For each node provided in the array, the edge score is defined as the sum of labels of all nodes pointing to that node.
Consider the below array:
edges = [1,0,0,0,0,7,7,5]
Here, we have node 0 pointing to node 1, node 1 pointing to node 0, node 2 pointing to node 0 and so on. The below table summarises the edge direction for the above example:
| source edge | destination edge |
|---|---|
| 0 | 1 |
| 1 | 0 |
| 2 | 0 |
| 3 | 0 |
| 4 | 0 |
| 5 | 7 |
| 6 | 7 |
| 7 | 5 |
From the above table, we arrive at the below conclusion:
| target node | nodes pointing to target node | sum of labels source nodes |
|---|---|---|
| 0 | 1 + 2 + 3 + 4 | 10 |
| 1 | 0 | 0 |
| 2 | NA | 0 |
| 3 | NA | 0 |
| 4 | NA | 0 |
| 5 | 7 | 7 |
| 6 | NA | 0 |
| 7 | 5 + 6 | 11 |
Formulating the Solution:
We first create a dictionary score to store the maximum score for all nodes. Iterating through the edges array, we store the element value as the key and the running sum of indexes that match this key as value.

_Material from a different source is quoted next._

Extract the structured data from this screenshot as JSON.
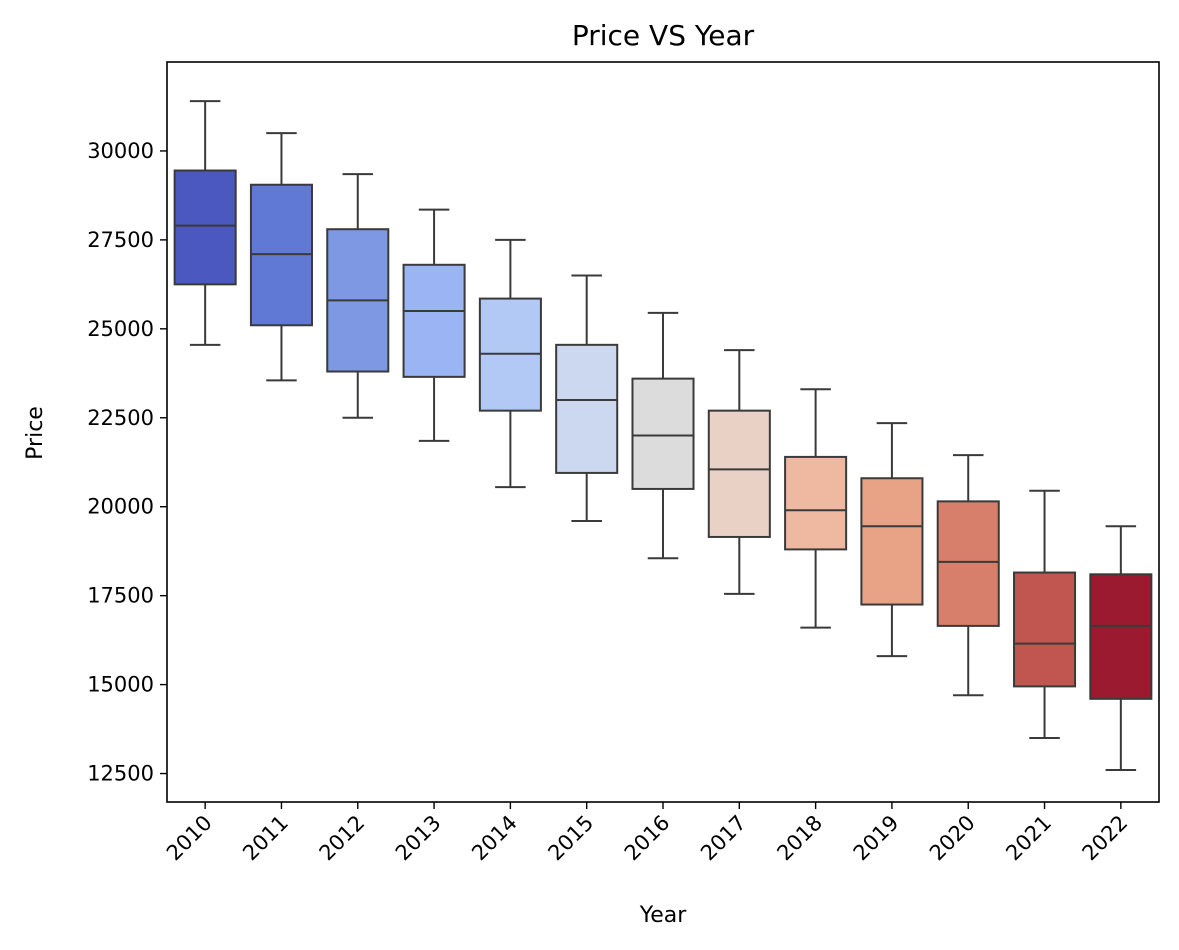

The final step is to iterate through the dictionary and return the key with maximum value. NOTE: The sorted function is used since the problem requires returning the smallest node with maximum edge score.
Solution:
# python solution
from collections import defaultdict
class Solution:
def edgeScore(self, edges: List[int]) -> int:
score = defaultdict(int)
for index in range(len(edges)):
score[edges[index]] += index
# return the node with the highest score
max_score = 0
node = 0
for i in sorted(score.keys()):
if score[i] > max_score:
max_score = score[i]
node = i
return node
Time and Space Complexity:
The above solution passes through the array once to create the dictionary score. Then it iterates through all keys in the new dictionary, to find the max score. The total time complexity it:
| Input Array | Dictionary | Total |
|---|---|---|
| O(n) | O(n) | O(2n) ~ O(n) |
The space complexity is O(n) since we create a dictionary out of the input array.